Tout au long de l'ouvrage court, en filigrane, la question de comprendre comment l'homme s'accomode de cette blessure fondamentale. Sa vie durant, il est habité par les reliquats de cette empreinte première. Ainsi trouve-t-il un substitut de sécurité auprès des "êtres vivants inorganiques", idées, valeurs, croyances, etc… qu'il investit, recherche d'appartenance susceptible d'apaiser les angoisses basales. A cet égard, J.C. Lavie insiste sur la contingence de nos références sociaux, philosophiques, religieux… qui dépendent de notre lieu comme de notre époque de naissance.
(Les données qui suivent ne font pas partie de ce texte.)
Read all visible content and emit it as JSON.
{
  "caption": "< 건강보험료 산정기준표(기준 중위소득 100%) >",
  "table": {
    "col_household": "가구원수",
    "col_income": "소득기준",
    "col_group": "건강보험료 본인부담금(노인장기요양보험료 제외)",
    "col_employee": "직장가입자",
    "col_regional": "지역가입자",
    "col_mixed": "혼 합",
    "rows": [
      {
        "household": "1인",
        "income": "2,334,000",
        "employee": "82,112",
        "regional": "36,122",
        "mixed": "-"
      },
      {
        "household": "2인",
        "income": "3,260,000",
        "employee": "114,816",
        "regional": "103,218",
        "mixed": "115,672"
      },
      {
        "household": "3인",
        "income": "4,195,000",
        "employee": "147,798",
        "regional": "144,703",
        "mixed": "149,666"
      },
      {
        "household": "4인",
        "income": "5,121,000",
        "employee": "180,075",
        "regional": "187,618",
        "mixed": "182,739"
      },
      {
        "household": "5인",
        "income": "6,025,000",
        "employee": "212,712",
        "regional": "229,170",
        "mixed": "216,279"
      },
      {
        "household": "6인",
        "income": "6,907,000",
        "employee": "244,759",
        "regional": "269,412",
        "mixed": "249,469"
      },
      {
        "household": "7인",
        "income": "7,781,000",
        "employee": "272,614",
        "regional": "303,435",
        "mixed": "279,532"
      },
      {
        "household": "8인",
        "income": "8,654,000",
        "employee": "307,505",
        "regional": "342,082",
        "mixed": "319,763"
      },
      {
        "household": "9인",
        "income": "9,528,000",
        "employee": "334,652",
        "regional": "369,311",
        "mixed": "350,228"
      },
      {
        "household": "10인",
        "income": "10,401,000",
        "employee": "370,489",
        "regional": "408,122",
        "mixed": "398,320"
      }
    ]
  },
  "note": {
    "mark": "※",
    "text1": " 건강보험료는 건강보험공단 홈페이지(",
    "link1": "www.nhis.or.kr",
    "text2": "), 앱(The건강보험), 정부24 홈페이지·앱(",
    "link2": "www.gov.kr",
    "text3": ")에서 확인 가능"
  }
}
Pareille considération ne peut manquer de relativiser l'importance des valeurs auxquelles nous croyons en regard de la fonction vicariante de ces valeurs dans notre équilibre psychique. Autre avatar de l'empreinte laissée par la relation primaire à la mère, l'existence de traits caractériels qui pérennisent la marque de son amour du temps où il était exigence inconditionnelle à répondre selon un certain modèle imprimé par la mère.

Et puis, tout à coup, épinglé au milieu des préoccupations dont j'ai souligné le caractère existentiel, "archaïque" si l'on veut, un chapitre qui s'ouvre sous les auspices suivants : "Mon père s'est trouvé, un beau jour, avoir envie de caresser le ventre de ma mère, ce qui déjà me dérange. Mais, en plus, à cause de ça, j'en suis encore, des années plus tard sur ce divan, à subir le lien entre ça et qui je suis, et même entre ça et ce que je suis en train de dire !". Outre l'accent mis sur le "dire" qui ponctue l'intérêt que l'auteur porte au langage tout au long de son livre, nous voilà propulsés en pleine "sexualité infantile" dont on aurait pu penser que l'auteur ne se souciait guère. Il n'en est rien. Mais ici encore c'est sous un angle d'approche personnel qu'il aborde ce problème. Ce dont l'auteur nous entretient, c'est de la "scène primitive" en tant que rencontre particulière dont nous sommes tous issus et qui détermine la singularité de notre existence, ne lui laissant qu'une faible marge de liberté. "Dans l'immensité de l'univers, une copulation éminemment improbable nous a créé comme contrecoup de cet acte unique et irremplaçable. Oui, tout le monde sait ça. N'empêche que j'aurais aimé être ma soeur, ou naître américain, bien que je ne parle pas l'anglais !". Cette part d'immuabilité impliquée par les origines est vraie aussi pour les transmissions psychanalytiques ; on analyse comme on a été analysé. Pourtant, "Les analystes n'insistent guère sur le fait que ce qu'ils disent être en jeu dans une analyse se trouve strictement équivaloir à ce qu'ils en supposent…". Déterminisme inscrit dans le narcissisme, la scène primitive intériorisée qui "en tant qu'élément du conflit oedipien, incarne le noyau dur de ce conflit"… "a tout pour organiser jusqu'à la faculté même de penser". Et c'est bien, selon moi, un des mérites de J.C. Lavie, celui de "faire passer" la subtile alchimie qui se joue dans toute cure entre "le sexuel" et "l'archaïque", l'oedipe et ses fondements narcissiques, dialectique, certes, mais aussi infiltration réciproque incontournable.

"Dont acte" titre le dernier chapitre de l'ouvrage. J.C. Lavie y débat du mot et de son rapport à l'acte. Que dit le mot dont on joue ou qui nous joue ? Que dit-on quand on dit "je t'aime ?". Que fait-on quand on dit, que ne dit-on pas quand on fait ?… Qu'ai-je fait en rédigeant les mots de cette note de lecture ? Qu'ai-je dit en actant le plaisir que j'ai pris à la lecture de ce livre ?

Je ne prétends pas avoir réalisé un compte rendu fidèle, encore moins exhaustif du livre de J.C. Lavie : on l'aura compris, son texte ne s'y prête pas. Son écriture ouvre davantage aux associations personnelles, chacun, en l'occurrence, vibrant selon ses sensibilités personnelles… comme pour l'analyse selon les dires de l'auteur. "Chacun a sa gamme de sensibilité et possède sa façon personnelle de ressentir ce qui se joue dans le transfert". Effeuiller la pensée de J.C. Lavie ce fut, pour moi, être sans cesse confrontée aux interrogations, aux ambiguïtés, aux mystères, aux doutes inhérents à la clinique psychanalytique. "Que fait-on quand on analyse ?, nous répète l'auteur. Aimer ce que dit J.C. Lavie, c'est accepter une position de profonde humilité et se déclarer complice du crime parfait des certitudes, celles qui, sans doute, ont trop souvent cours dans nos théorisations protectrices.